Our friend Leo down the road opened his large and pretty garden to visitors.  Now we know his garden quite well, so we wouldn't normally have gone, but there was going to be an oboist giving a lecture/concert in the garden, so we dropped by.

The lecture was interesting enough.  The oboe is a double-reed instrument, and the three main orchestral instruments of this type are the oboe, the oboe d'amour (pitched slightly lower), and the cor anglais, all of which were demonstrated.  Our presenter told us that the name cor anglais arises from cor anglé, meaning angled, since the instrument used to be built with an angle halfway along the body to make it easier to hold.

However, I also understand that other people believe that the anglais is a corruption of the German word for angelic.  Apparently double-reed players get quite het up arguing about this.  And on musing about this fact it occurred to me that the phrase "getting het up" is the only time I ever come across the word "het" in English.

My wife is American, so her pronunciation is just occasionally a bit odd.  When she says "ate", she pronounces is like "ayt", whereas I pronounce it (correctly) as "et".  My way is apparently considered to be a bit old-fashioned these days.  So I wondered if the word "het" might be an old past participle of "heat", so the phrase would therefore mean "get heated up".  And on looking it up on the great interweb, indeed it appears that it is.

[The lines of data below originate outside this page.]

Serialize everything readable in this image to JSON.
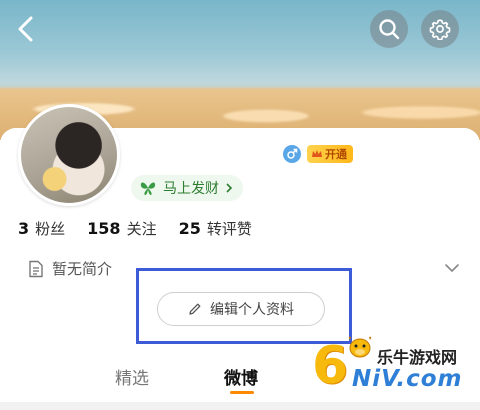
{
  "header": {
    "back_icon": "chevron-left-icon",
    "search_icon": "search-icon",
    "settings_icon": "gear-icon"
  },
  "profile": {
    "gender_icon": "male-icon",
    "vip_label": "开通",
    "fortune_label": "马上发财",
    "stats": [
      {
        "number": "3",
        "label": "粉丝"
      },
      {
        "number": "158",
        "label": "关注"
      },
      {
        "number": "25",
        "label": "转评赞"
      }
    ],
    "bio": "暂无简介",
    "edit_button": "编辑个人资料"
  },
  "tabs": [
    {
      "label": "精选",
      "active": false
    },
    {
      "label": "微博",
      "active": true
    }
  ],
  "watermark": {
    "six": "6",
    "title": "乐牛游戏网",
    "sub": "NiV.com"
  },
  "colors": {
    "accent": "#ff8a00",
    "highlight_box": "#3d5bd6",
    "fortune_green": "#2e7d32",
    "vip_gold": "#ffc21a"
  }
}
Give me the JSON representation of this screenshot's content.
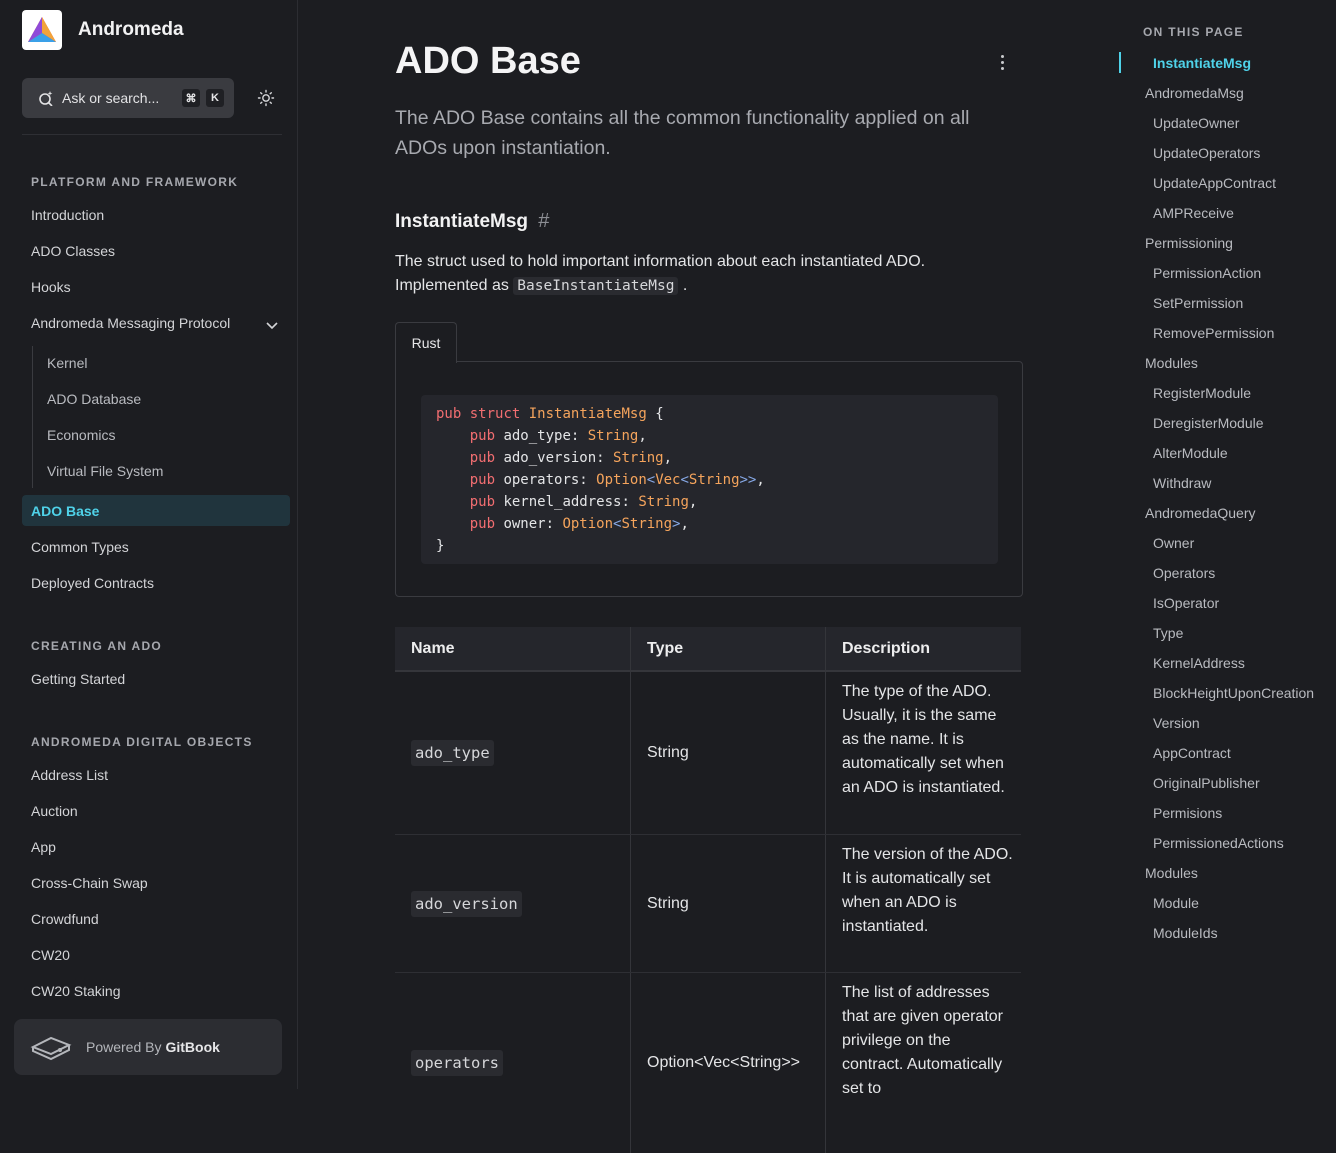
{
  "brand": {
    "name": "Andromeda"
  },
  "search": {
    "placeholder": "Ask or search...",
    "kbd_cmd": "⌘",
    "kbd_key": "K"
  },
  "sidebar": {
    "sections": [
      {
        "title": "PLATFORM AND FRAMEWORK"
      },
      {
        "title": "CREATING AN ADO"
      },
      {
        "title": "ANDROMEDA DIGITAL OBJECTS"
      }
    ],
    "platform_items": [
      "Introduction",
      "ADO Classes",
      "Hooks",
      "Andromeda Messaging Protocol"
    ],
    "amp_children": [
      "Kernel",
      "ADO Database",
      "Economics",
      "Virtual File System"
    ],
    "active_item": "ADO Base",
    "platform_tail": [
      "Common Types",
      "Deployed Contracts"
    ],
    "creating_items": [
      "Getting Started"
    ],
    "ado_items": [
      "Address List",
      "Auction",
      "App",
      "Cross-Chain Swap",
      "Crowdfund",
      "CW20",
      "CW20 Staking"
    ],
    "footer": {
      "prefix": "Powered By",
      "brand": "GitBook"
    }
  },
  "main": {
    "title": "ADO Base",
    "lead": "The ADO Base contains all the common functionality applied on all ADOs upon instantiation.",
    "section_heading": "InstantiateMsg",
    "section_hash": "#",
    "para_text": "The struct used to hold important information about each instantiated ADO. Implemented as",
    "para_code": "BaseInstantiateMsg",
    "para_end": ".",
    "code_tab": "Rust",
    "table": {
      "headers": [
        "Name",
        "Type",
        "Description"
      ],
      "rows": [
        {
          "name": "ado_type",
          "type": "String",
          "description": "The type of the ADO. Usually, it is the same as the name. It is automatically set when an ADO is instantiated."
        },
        {
          "name": "ado_version",
          "type": "String",
          "description": "The version of the ADO. It is automatically set when an ADO is instantiated."
        },
        {
          "name": "operators",
          "type": "Option<Vec<String>>",
          "description": "The list of addresses that are given operator privilege  on the contract. Automatically set to"
        }
      ]
    }
  },
  "toc": {
    "title": "ON THIS PAGE",
    "items": [
      {
        "label": "InstantiateMsg",
        "level": 1,
        "active": true
      },
      {
        "label": "AndromedaMsg",
        "level": 0
      },
      {
        "label": "UpdateOwner",
        "level": 1
      },
      {
        "label": "UpdateOperators",
        "level": 1
      },
      {
        "label": "UpdateAppContract",
        "level": 1
      },
      {
        "label": "AMPReceive",
        "level": 1
      },
      {
        "label": "Permissioning",
        "level": 0
      },
      {
        "label": "PermissionAction",
        "level": 1
      },
      {
        "label": "SetPermission",
        "level": 1
      },
      {
        "label": "RemovePermission",
        "level": 1
      },
      {
        "label": "Modules",
        "level": 0
      },
      {
        "label": "RegisterModule",
        "level": 1
      },
      {
        "label": "DeregisterModule",
        "level": 1
      },
      {
        "label": "AlterModule",
        "level": 1
      },
      {
        "label": "Withdraw",
        "level": 1
      },
      {
        "label": "AndromedaQuery",
        "level": 0
      },
      {
        "label": "Owner",
        "level": 1
      },
      {
        "label": "Operators",
        "level": 1
      },
      {
        "label": "IsOperator",
        "level": 1
      },
      {
        "label": "Type",
        "level": 1
      },
      {
        "label": "KernelAddress",
        "level": 1
      },
      {
        "label": "BlockHeightUponCreation",
        "level": 1
      },
      {
        "label": "Version",
        "level": 1
      },
      {
        "label": "AppContract",
        "level": 1
      },
      {
        "label": "OriginalPublisher",
        "level": 1
      },
      {
        "label": "Permisions",
        "level": 1
      },
      {
        "label": "PermissionedActions",
        "level": 1
      },
      {
        "label": "Modules",
        "level": 0
      },
      {
        "label": "Module",
        "level": 1
      },
      {
        "label": "ModuleIds",
        "level": 1
      }
    ]
  },
  "colors": {
    "accent": "#4fd2e9",
    "background": "#1c1d21",
    "keyword": "#f26e71",
    "type": "#f5a45c"
  }
}
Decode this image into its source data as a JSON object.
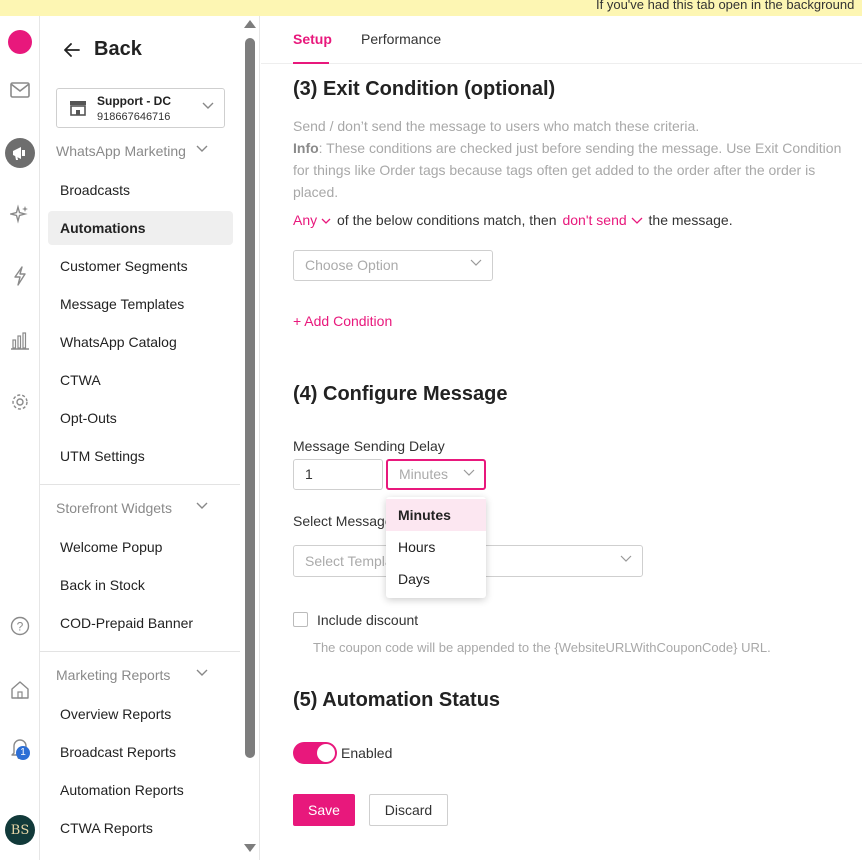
{
  "banner": {
    "text": "If you've had this tab open in the background"
  },
  "iconbar": {
    "icons": [
      "brand-logo-icon",
      "mail-icon",
      "megaphone-icon",
      "sparkles-icon",
      "lightning-icon",
      "bar-chart-icon",
      "gear-icon",
      "help-icon",
      "home-icon",
      "bell-icon"
    ],
    "notification_count": "1",
    "avatar_initials": "BS"
  },
  "sidebar": {
    "back_label": "Back",
    "store": {
      "name": "Support - DC",
      "number": "918667646716"
    },
    "sections": [
      {
        "title": "WhatsApp Marketing",
        "items": [
          "Broadcasts",
          "Automations",
          "Customer Segments",
          "Message Templates",
          "WhatsApp Catalog",
          "CTWA",
          "Opt-Outs",
          "UTM Settings"
        ]
      },
      {
        "title": "Storefront Widgets",
        "items": [
          "Welcome Popup",
          "Back in Stock",
          "COD-Prepaid Banner"
        ]
      },
      {
        "title": "Marketing Reports",
        "items": [
          "Overview Reports",
          "Broadcast Reports",
          "Automation Reports",
          "CTWA Reports"
        ]
      }
    ],
    "active_item": "Automations"
  },
  "tabs": {
    "setup": "Setup",
    "performance": "Performance",
    "active": "Setup"
  },
  "exit": {
    "title": "(3) Exit Condition (optional)",
    "desc": "Send / don’t send the message to users who match these criteria.",
    "info_label": "Info",
    "info_line1": ": These conditions are checked just before sending the message. Use Exit Condition",
    "info_line2": "for things like Order tags because tags often get added to the order after the order is",
    "info_line3": "placed.",
    "any": "Any",
    "mid": "of the below conditions match, then",
    "dont_send": "don't send",
    "end": "the message.",
    "choose_placeholder": "Choose Option",
    "add_condition": "+ Add Condition"
  },
  "configure": {
    "title": "(4) Configure Message",
    "delay_label": "Message Sending Delay",
    "delay_value": "1",
    "unit_placeholder": "Minutes",
    "unit_options": [
      "Minutes",
      "Hours",
      "Days"
    ],
    "unit_highlighted": "Minutes",
    "select_message_label": "Select Message",
    "template_placeholder": "Select Template",
    "include_discount": "Include discount",
    "coupon_hint": "The coupon code will be appended to the {WebsiteURLWithCouponCode} URL."
  },
  "status": {
    "title": "(5) Automation Status",
    "toggle_on": true,
    "toggle_label": "Enabled",
    "save": "Save",
    "discard": "Discard"
  }
}
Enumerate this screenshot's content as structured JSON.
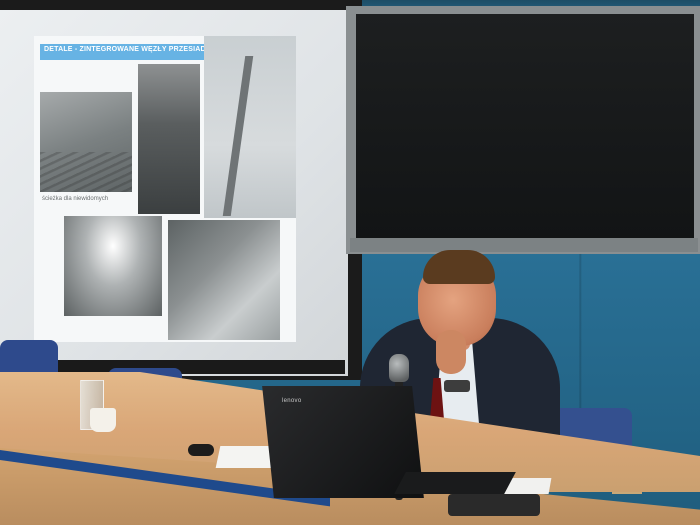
{
  "slide": {
    "title": "DETALE - ZINTEGROWANE WĘZŁY PRZESIADKOWE",
    "caption": "ścieżka dla niewidomych"
  },
  "laptop": {
    "brand_text": "lenovo"
  }
}
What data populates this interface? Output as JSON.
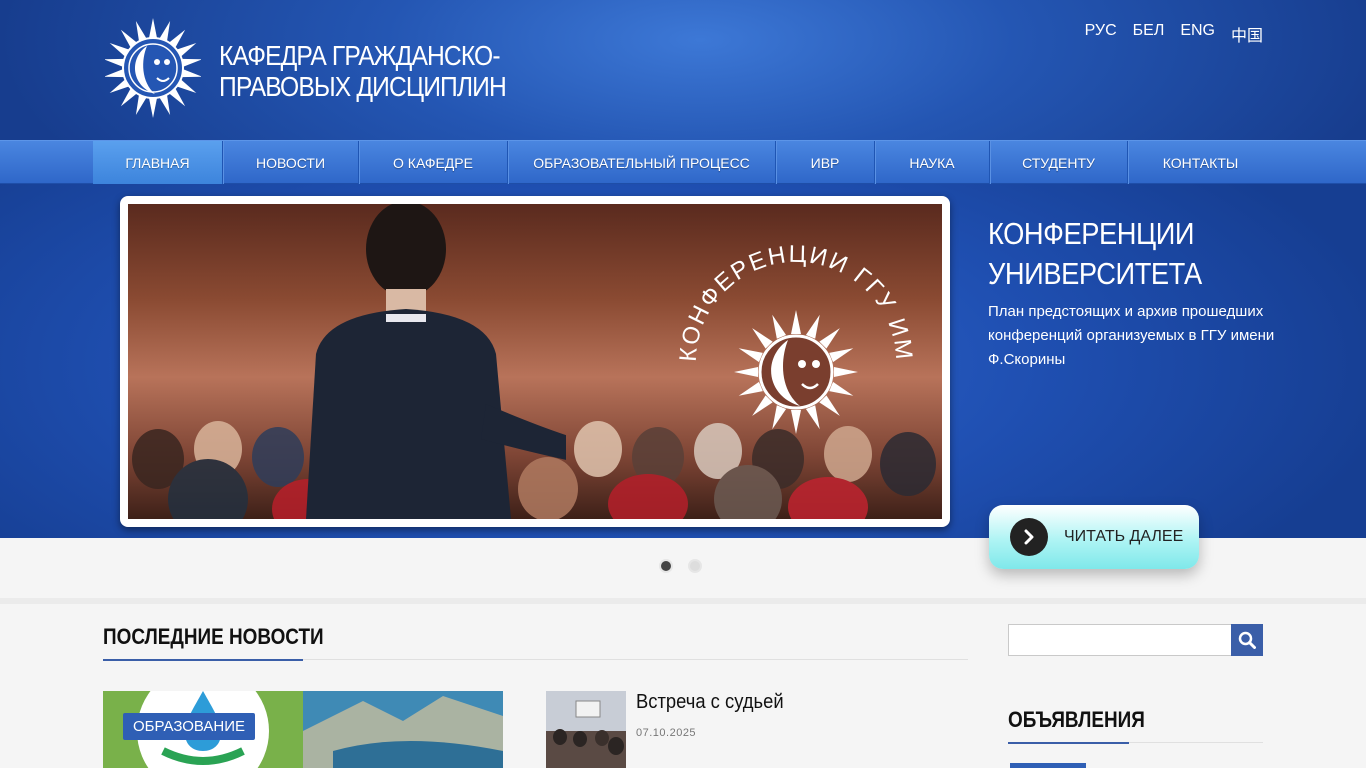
{
  "header": {
    "title_line1": "Кафедра гражданско-",
    "title_line2": "правовых дисциплин",
    "languages": [
      "РУС",
      "БЕЛ",
      "ENG",
      "中国"
    ]
  },
  "nav": {
    "items": [
      {
        "label": "Главная",
        "active": true
      },
      {
        "label": "Новости"
      },
      {
        "label": "О кафедре"
      },
      {
        "label": "Образовательный процесс"
      },
      {
        "label": "ИВР"
      },
      {
        "label": "Наука"
      },
      {
        "label": "Студенту"
      },
      {
        "label": "Контакты"
      }
    ]
  },
  "slider": {
    "title": "Конференции университета",
    "text": "План предстоящих и архив прошедших конференций организуемых в ГГУ имени Ф.Скорины",
    "image_caption": "КОНФЕРЕНЦИИ ГГУ ИМЕНИ Ф.СКОРИНЫ",
    "read_more": "Читать далее",
    "current_slide": 1,
    "slide_count": 2
  },
  "news": {
    "heading": "Последние новости",
    "featured_badge": "Образование",
    "posts": [
      {
        "title": "Встреча с судьей",
        "date": "07.10.2025"
      }
    ]
  },
  "sidebar": {
    "search_placeholder": "",
    "announcements_heading": "Объявления"
  },
  "colors": {
    "accent": "#3a5ea8",
    "header_blue": "#2456b3",
    "nav_blue": "#3d78d6"
  }
}
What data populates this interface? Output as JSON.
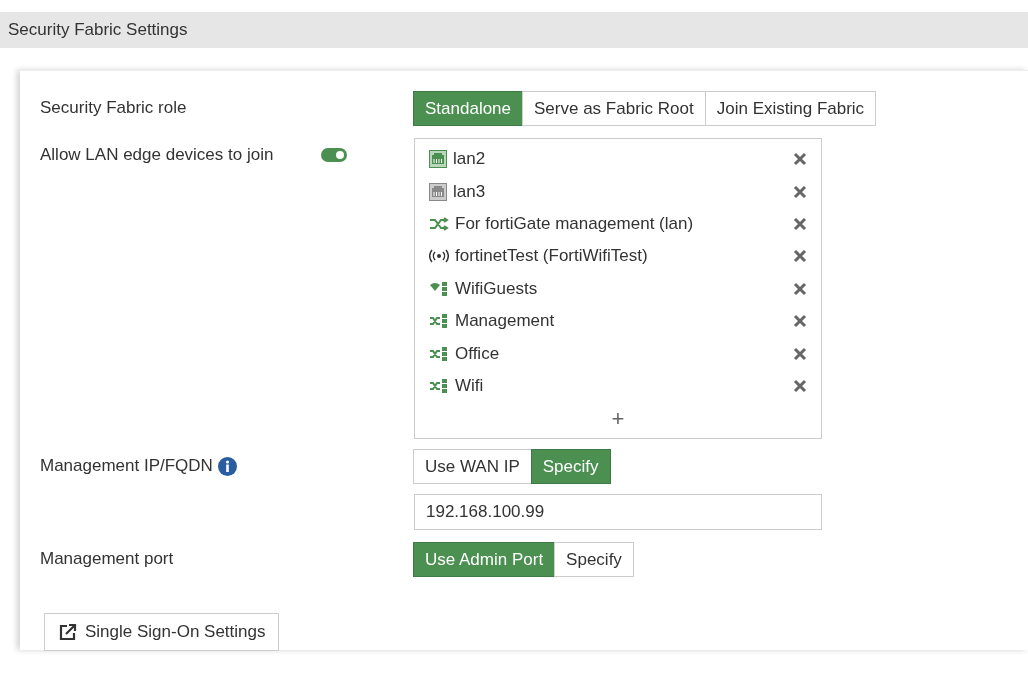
{
  "header": {
    "title": "Security Fabric Settings"
  },
  "role": {
    "label": "Security Fabric role",
    "options": [
      {
        "label": "Standalone",
        "selected": true
      },
      {
        "label": "Serve as Fabric Root",
        "selected": false
      },
      {
        "label": "Join Existing Fabric",
        "selected": false
      }
    ]
  },
  "lan_edge": {
    "label": "Allow LAN edge devices to join",
    "on": true,
    "interfaces": [
      {
        "kind": "port",
        "up": true,
        "name": "lan2"
      },
      {
        "kind": "port",
        "up": false,
        "name": "lan3"
      },
      {
        "kind": "switch",
        "name": "For fortiGate management (lan)"
      },
      {
        "kind": "ssid",
        "name": "fortinetTest (FortiWifiTest)"
      },
      {
        "kind": "wifi-zone",
        "name": "WifiGuests"
      },
      {
        "kind": "zone",
        "name": "Management"
      },
      {
        "kind": "zone",
        "name": "Office"
      },
      {
        "kind": "zone",
        "name": "Wifi"
      }
    ],
    "add": "+"
  },
  "management_ip": {
    "label": "Management IP/FQDN",
    "options": [
      {
        "label": "Use WAN IP",
        "selected": false
      },
      {
        "label": "Specify",
        "selected": true
      }
    ],
    "value": "192.168.100.99"
  },
  "management_port": {
    "label": "Management port",
    "options": [
      {
        "label": "Use Admin Port",
        "selected": true
      },
      {
        "label": "Specify",
        "selected": false
      }
    ]
  },
  "sso_button": "Single Sign-On Settings"
}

I suppose it makes a certain sense:  eat / et; heat / het.


Tim Trent said...

You've just reminded me of the verb "To put the boot in" which I think was a Graham Garden invention.

I put the boot in
I put the boot in you
I put the boot in him
We put the boot in
We put the boot in you lot
They have given us the boot

I think you had to be there!

Helen Devries said...

The origin of 'het' makes perfect sense to those from the more northerly areas of the U.K....and I loved the reprise of the 'put the boot in' declension!